🤖 AI Summary
To address degraded multi-vehicle collaborative perception performance in vehicle-infrastructure cooperative systems caused by bandwidth constraints and sensor calibration errors, this paper proposes a multi-stage adaptive collaborative perception framework. Methodologically: (1) it introduces a novel mid-layer multi-scale contextual robust fusion mechanism to reduce feature transmission overhead; (2) it incorporates cross-vehicle online calibration and correction of detection outputs at the late stage to mitigate the impact of calibration inaccuracies; and (3) it jointly optimizes communication and perception objectives.
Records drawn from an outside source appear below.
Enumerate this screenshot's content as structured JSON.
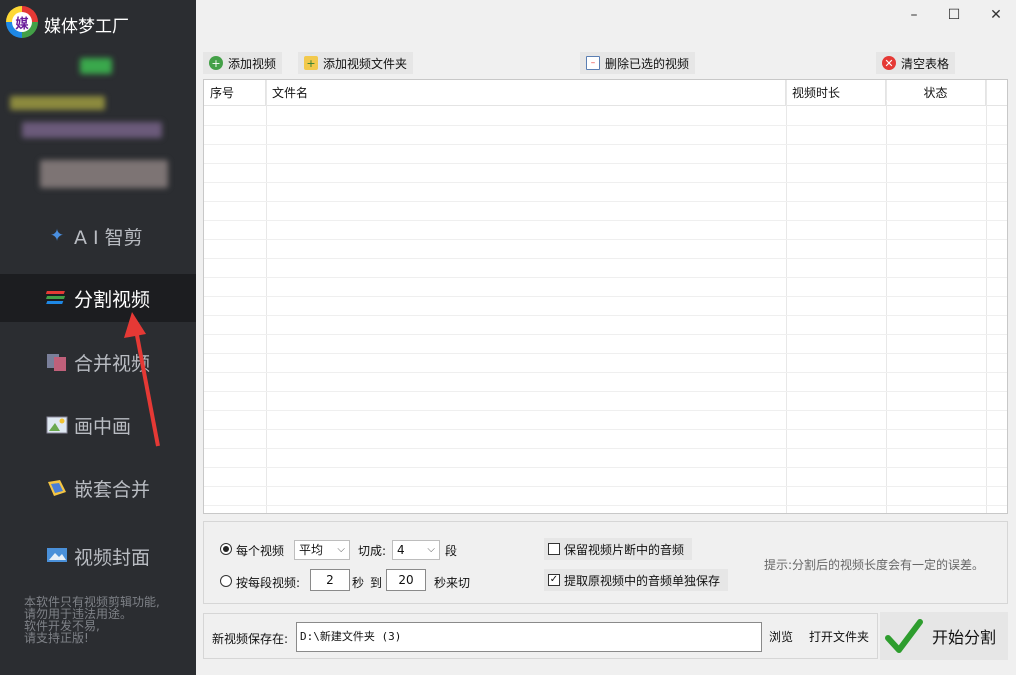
{
  "app": {
    "logo_char": "媒",
    "title": "媒体梦工厂"
  },
  "sidebar": {
    "items": [
      {
        "label": "A I 智剪",
        "icon": "ai-clip-icon"
      },
      {
        "label": "分割视频",
        "icon": "split-video-icon",
        "active": true
      },
      {
        "label": "合并视频",
        "icon": "merge-video-icon"
      },
      {
        "label": "画中画",
        "icon": "picture-in-picture-icon"
      },
      {
        "label": "嵌套合并",
        "icon": "nest-merge-icon"
      },
      {
        "label": "视频封面",
        "icon": "video-cover-icon"
      }
    ],
    "notice_lines": [
      "本软件只有视频剪辑功能,",
      "请勿用于违法用途。",
      "软件开发不易,",
      "请支持正版!"
    ]
  },
  "window": {
    "minimize": "–",
    "maximize": "☐",
    "close": "✕"
  },
  "toolbar": {
    "add_video": "添加视频",
    "add_folder": "添加视频文件夹",
    "delete_selected": "删除已选的视频",
    "clear_table": "清空表格"
  },
  "table": {
    "columns": [
      "序号",
      "文件名",
      "视频时长",
      "状态"
    ],
    "rows": []
  },
  "options": {
    "mode_each": "每个视频",
    "mode_each_method": "平均",
    "cut_into_label": "切成:",
    "segments": "4",
    "segment_unit": "段",
    "mode_per_segment": "按每段视频:",
    "from_seconds": "2",
    "sec_label": "秒",
    "to_label": "到",
    "to_seconds": "20",
    "random_cut_label": "秒来切",
    "keep_audio": "保留视频片断中的音频",
    "keep_audio_checked": false,
    "extract_audio": "提取原视频中的音频单独保存",
    "extract_audio_checked": true,
    "hint": "提示:分割后的视频长度会有一定的误差。"
  },
  "save": {
    "label": "新视频保存在:",
    "path": "D:\\新建文件夹 (3)",
    "browse": "浏览",
    "open_folder": "打开文件夹"
  },
  "start_button": "开始分割",
  "colors": {
    "sidebar_bg": "#2b2d31",
    "active_bg": "#1c1d20",
    "arrow": "#e53935",
    "check_green": "#2e9d2e"
  }
}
Evaluated on both real-world and synthetic datasets, the framework reduces communication overhead by 37% compared to state-of-the-art methods, while improving mean Average Precision (mAP) by 12.6% under calibration errors. These results demonstrate significant gains in collaboration efficiency and robustness.
📝 Abstract
Collaborative perception significantly enhances individual vehicle perception performance through the exchange of sensory information among agents. However, real-world deployment faces challenges due to bandwidth constraints and inevitable calibration errors during information exchange. To address these issues, we propose mmCooper, a novel multi-agent, multi-stage, communication-efficient, and collaboration-robust cooperative perception framework. Our framework leverages a multi-stage collaboration strategy that dynamically and adaptively balances intermediate- and late-stage information to share among agents, enhancing perceptual performance while maintaining communication efficiency. To support robust collaboration despite potential misalignments and calibration errors, our framework captures multi-scale contextual information for robust fusion in the intermediate stage and calibrates the received detection results to improve accuracy in the late stage. We validate the effectiveness of mmCooper through extensive experiments on real-world and simulated datasets. The results demonstrate the superiority of our proposed framework and the effectiveness of each component.